Your writing was powerful, intrepid, and chivalrous and brought you much praise. Your presence was strong and dominant just like your stature at 6’1” with broad shoulders and a handsome bearded face.
Your reputation preceded you and everyone knew about your addiction to fast life, easy women, and unknown dangers. Nobody applies to cover a war on an ambulance. You were a pioneer in that sense too.
The more pain you’d suffer, the more you went back into the action.
Unstoppable, indomitable, and fearless.
The mortar round exploded inches from where you were standing, having just returned from distributing chocolate and cigarettes to the guys in the trenches.
It was 1918.The end of WWI.
You blacked out and when you reopened your eyes, you were in front of what you would later call your angel of mercy.
Agnes von Kurowsky.
She cared for you in a manner that made you feel like you were in a different reality. In a different realm.
For the first time in the longest, you heard the soothing voice of a woman with an angelic tone and a velvet touch.
But, inside your head, you couldn’t forget the events that had taken place during the fighting. Those ghosts followed you day and night throughout your entire life.
But that was just part of it. Violence followed you like a magnet.
But the man was accident-prone. Maybe such was the case when he miraculously survived a major plane crash in Africa in ’54 only to have a second one within hours.
He cheated death by inches, over and over again.
Despite his injuries, Hemingway accompanied a friend and his wife on a planned fishing expedition in February, but the pain caused him to be irascible and difficult to get along with.
When a bushfire broke out, he was again injured, sustaining second-degree burns to his legs, front torso, lips, left hand, and right forearm. Months later in Venice, his wife, Mary Walsh reported to friends the full extent of Hemingway’s injuries: two cracked discs, a kidney and liver rupture, a dislocated shoulder, and a broken skull.

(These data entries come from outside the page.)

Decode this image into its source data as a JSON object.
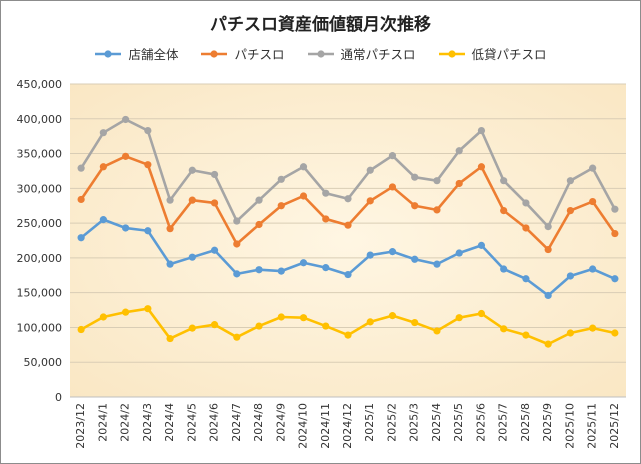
{
  "chart_data": {
    "type": "line",
    "title": "パチスロ資産価値額月次推移",
    "xlabel": "",
    "ylabel": "",
    "ylim": [
      0,
      450000
    ],
    "yticks": [
      0,
      50000,
      100000,
      150000,
      200000,
      250000,
      300000,
      350000,
      400000,
      450000
    ],
    "ytick_labels": [
      "0",
      "50,000",
      "100,000",
      "150,000",
      "200,000",
      "250,000",
      "300,000",
      "350,000",
      "400,000",
      "450,000"
    ],
    "grid": "horizontal",
    "legend": "top",
    "categories": [
      "2023/12",
      "2024/1",
      "2024/2",
      "2024/3",
      "2024/4",
      "2024/5",
      "2024/6",
      "2024/7",
      "2024/8",
      "2024/9",
      "2024/10",
      "2024/11",
      "2024/12",
      "2025/1",
      "2025/2",
      "2025/3",
      "2025/4",
      "2025/5",
      "2025/6",
      "2025/7",
      "2025/8",
      "2025/9",
      "2025/10",
      "2025/11",
      "2025/12"
    ],
    "series": [
      {
        "name": "店舗全体",
        "color": "#5b9bd5",
        "values": [
          229000,
          255000,
          243000,
          239000,
          191000,
          201000,
          211000,
          177000,
          183000,
          181000,
          193000,
          186000,
          176000,
          204000,
          209000,
          198000,
          191000,
          207000,
          218000,
          184000,
          170000,
          146000,
          174000,
          184000,
          170000
        ]
      },
      {
        "name": "パチスロ",
        "color": "#ed7d31",
        "values": [
          284000,
          331000,
          346000,
          334000,
          242000,
          283000,
          279000,
          220000,
          248000,
          275000,
          289000,
          256000,
          247000,
          282000,
          302000,
          275000,
          269000,
          307000,
          331000,
          268000,
          243000,
          212000,
          268000,
          281000,
          235000
        ]
      },
      {
        "name": "通常パチスロ",
        "color": "#a5a5a5",
        "values": [
          329000,
          380000,
          399000,
          383000,
          283000,
          326000,
          320000,
          253000,
          283000,
          313000,
          331000,
          293000,
          285000,
          326000,
          347000,
          316000,
          311000,
          354000,
          383000,
          311000,
          279000,
          245000,
          311000,
          329000,
          270000
        ]
      },
      {
        "name": "低貸パチスロ",
        "color": "#ffc000",
        "values": [
          97000,
          115000,
          122000,
          127000,
          84000,
          99000,
          104000,
          86000,
          102000,
          115000,
          114000,
          102000,
          89000,
          108000,
          117000,
          107000,
          95000,
          114000,
          120000,
          98000,
          89000,
          76000,
          92000,
          99000,
          92000
        ]
      }
    ]
  }
}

In Paris, while in the restroom he suffered a serious concussion when he thought he was pulling the toilet chain, but instead he dislodged the ceiling arrangements and the whole thing collapsed on his head.

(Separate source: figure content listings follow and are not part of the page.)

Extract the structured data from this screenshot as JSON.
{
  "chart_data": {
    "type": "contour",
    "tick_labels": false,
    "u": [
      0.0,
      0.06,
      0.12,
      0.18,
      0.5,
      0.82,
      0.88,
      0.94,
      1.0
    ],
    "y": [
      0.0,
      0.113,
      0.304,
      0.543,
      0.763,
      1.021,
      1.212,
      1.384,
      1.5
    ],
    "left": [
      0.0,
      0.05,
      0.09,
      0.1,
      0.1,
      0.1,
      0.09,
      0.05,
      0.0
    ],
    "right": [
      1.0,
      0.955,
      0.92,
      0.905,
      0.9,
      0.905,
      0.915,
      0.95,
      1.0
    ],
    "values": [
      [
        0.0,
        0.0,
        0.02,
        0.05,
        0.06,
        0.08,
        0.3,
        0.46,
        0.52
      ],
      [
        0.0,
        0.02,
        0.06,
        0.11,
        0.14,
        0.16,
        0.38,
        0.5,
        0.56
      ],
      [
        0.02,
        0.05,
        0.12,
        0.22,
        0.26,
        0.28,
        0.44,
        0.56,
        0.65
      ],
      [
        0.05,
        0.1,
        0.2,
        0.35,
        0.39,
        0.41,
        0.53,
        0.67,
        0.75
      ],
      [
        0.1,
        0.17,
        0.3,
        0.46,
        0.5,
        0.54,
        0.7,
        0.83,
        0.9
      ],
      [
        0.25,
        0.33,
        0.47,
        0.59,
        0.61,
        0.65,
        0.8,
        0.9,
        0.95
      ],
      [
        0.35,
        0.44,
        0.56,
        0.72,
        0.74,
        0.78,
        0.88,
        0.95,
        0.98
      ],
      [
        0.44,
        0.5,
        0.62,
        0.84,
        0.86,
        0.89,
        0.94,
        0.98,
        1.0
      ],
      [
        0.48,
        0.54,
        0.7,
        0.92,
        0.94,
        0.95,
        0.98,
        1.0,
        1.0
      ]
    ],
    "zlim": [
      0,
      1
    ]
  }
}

He liked his women but maybe he didn’t play fair. True, he was left waiting for his bride-to-be, Agnes, who after all the preparations were made, changed her mind and ended up marrying a Captain in the Spanish Army.
Some close friends said he never recovered from the heartache.
Among all the chaos and the travels and the breakups, he’s still managed to get not just the Pulitzer Prize, but the Nobel Prize as well.
Both, back to back.
The former in ’54. The latter in ’53 for “Old Man and the Sea.”
He loved Paris and hated it at the same time. He met the greatest artists and authors and forged great relationships with them, including Ezra Pond which whom he went through long drinking binges, which were starting to cause him problems.
But when too many of his friends started dying and when he almost died himself, he decided it was time to stop.
He fell in love with more women than he could count, married 4 of them, and would have kept on going if it wasn’t because bad health got in the way.
The years have a way of weighing heavily as one gets older and his case was no different.
Still, his work reflected the admirable instinct of human beings to persevere against the odds. He never allowed the elements to conquer him as his survival and that of his friends depended on it.
A complicated man, he challenged life at every turn, and if he wasn’t satisfied with the outcome, he thought something must be wrong with the challenge itself, so he’d go for it again.
When his own father committed suicide, he said “I’ll probably go the same way.” His wife at the time, Mary Walsh wasn’t pleased at all to hear such a statement but he brushed it off as a figure of speech, nothing else.
Little did she know that on July 2nd, 1961, he would fulfill that claim using his favorite shotgun.
Ernest Hemingway was 61 years old.
He was a true American classic in many more ways than one and will forever be remembered as such.